Objective:
Child will understand the basics of conservation of matter.
Essential Question(s):
What happens when matter changes?
Is anything lost?
Does its weight change?
Special Materials:
A scale and/or a laser thermometer, pencil and paper for notes
Bricks Required:
6×8 plates; 1×2, 1×4, & 1×6 bricks
Project Structure
Engage/Explain:
- Ask child what they know regarding what happens when matter is heated or cooled or mixed together.
- Child may already be familiar with water breaking a jar when it’s frozen (cooled) or the chemical reaction of baking soda and vinegar.
- Explain that the total weight of the matter never changes in any of these situations.
Explore:
- Explain that child will see how that works today by building with bricks representing the molecules.

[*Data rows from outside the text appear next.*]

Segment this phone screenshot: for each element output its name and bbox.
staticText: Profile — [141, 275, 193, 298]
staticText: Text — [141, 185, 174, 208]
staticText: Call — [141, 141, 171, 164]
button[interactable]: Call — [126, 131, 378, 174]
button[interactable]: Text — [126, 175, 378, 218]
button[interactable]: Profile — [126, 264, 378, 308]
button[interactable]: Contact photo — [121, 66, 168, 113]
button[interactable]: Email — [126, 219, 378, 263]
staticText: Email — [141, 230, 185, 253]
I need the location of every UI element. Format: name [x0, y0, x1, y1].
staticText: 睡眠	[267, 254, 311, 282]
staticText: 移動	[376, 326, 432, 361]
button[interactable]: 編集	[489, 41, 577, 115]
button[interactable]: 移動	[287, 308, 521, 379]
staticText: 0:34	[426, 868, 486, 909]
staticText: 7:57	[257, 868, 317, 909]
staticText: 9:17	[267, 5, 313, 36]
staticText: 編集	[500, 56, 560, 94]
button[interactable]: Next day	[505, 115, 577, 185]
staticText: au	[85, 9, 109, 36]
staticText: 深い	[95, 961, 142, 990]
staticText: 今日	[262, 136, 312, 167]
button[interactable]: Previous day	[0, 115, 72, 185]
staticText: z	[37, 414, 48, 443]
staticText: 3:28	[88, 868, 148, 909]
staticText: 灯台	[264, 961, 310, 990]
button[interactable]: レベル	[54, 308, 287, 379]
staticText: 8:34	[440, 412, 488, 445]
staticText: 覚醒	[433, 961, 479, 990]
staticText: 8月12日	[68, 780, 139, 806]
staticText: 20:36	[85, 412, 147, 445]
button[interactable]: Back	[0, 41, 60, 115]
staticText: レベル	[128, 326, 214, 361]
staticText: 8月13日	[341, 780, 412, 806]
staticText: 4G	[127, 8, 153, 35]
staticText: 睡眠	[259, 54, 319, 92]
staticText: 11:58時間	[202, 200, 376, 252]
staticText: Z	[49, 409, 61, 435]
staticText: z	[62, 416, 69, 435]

- Give child plates and bricks to build a hollow box.
- Size is not too important, but probably no more than five bricks high;
- The walls should not have any gaps or holes.
- When child is finished, ask them about the properties of the box.
- Child should weigh, measure, and take the temperature of their creation, taking notes on all the measurements.
- Child then disassembles their box and reassembles it into a different-shaped box, still with no gaps.
- Child weighs, measures, and takes the temperature again. Child should notice that the only measurement that changed significantly is the size.
- Child then puts their box in ice water and the sun, and then takes the temperature and weighs it again, taking notes on all the measurements.
Elaborate:
- Ask child how rebuilding the box is similar to what happens with water when it turns to steam and then condenses back to water.
- Extend the idea to other types of materials as well.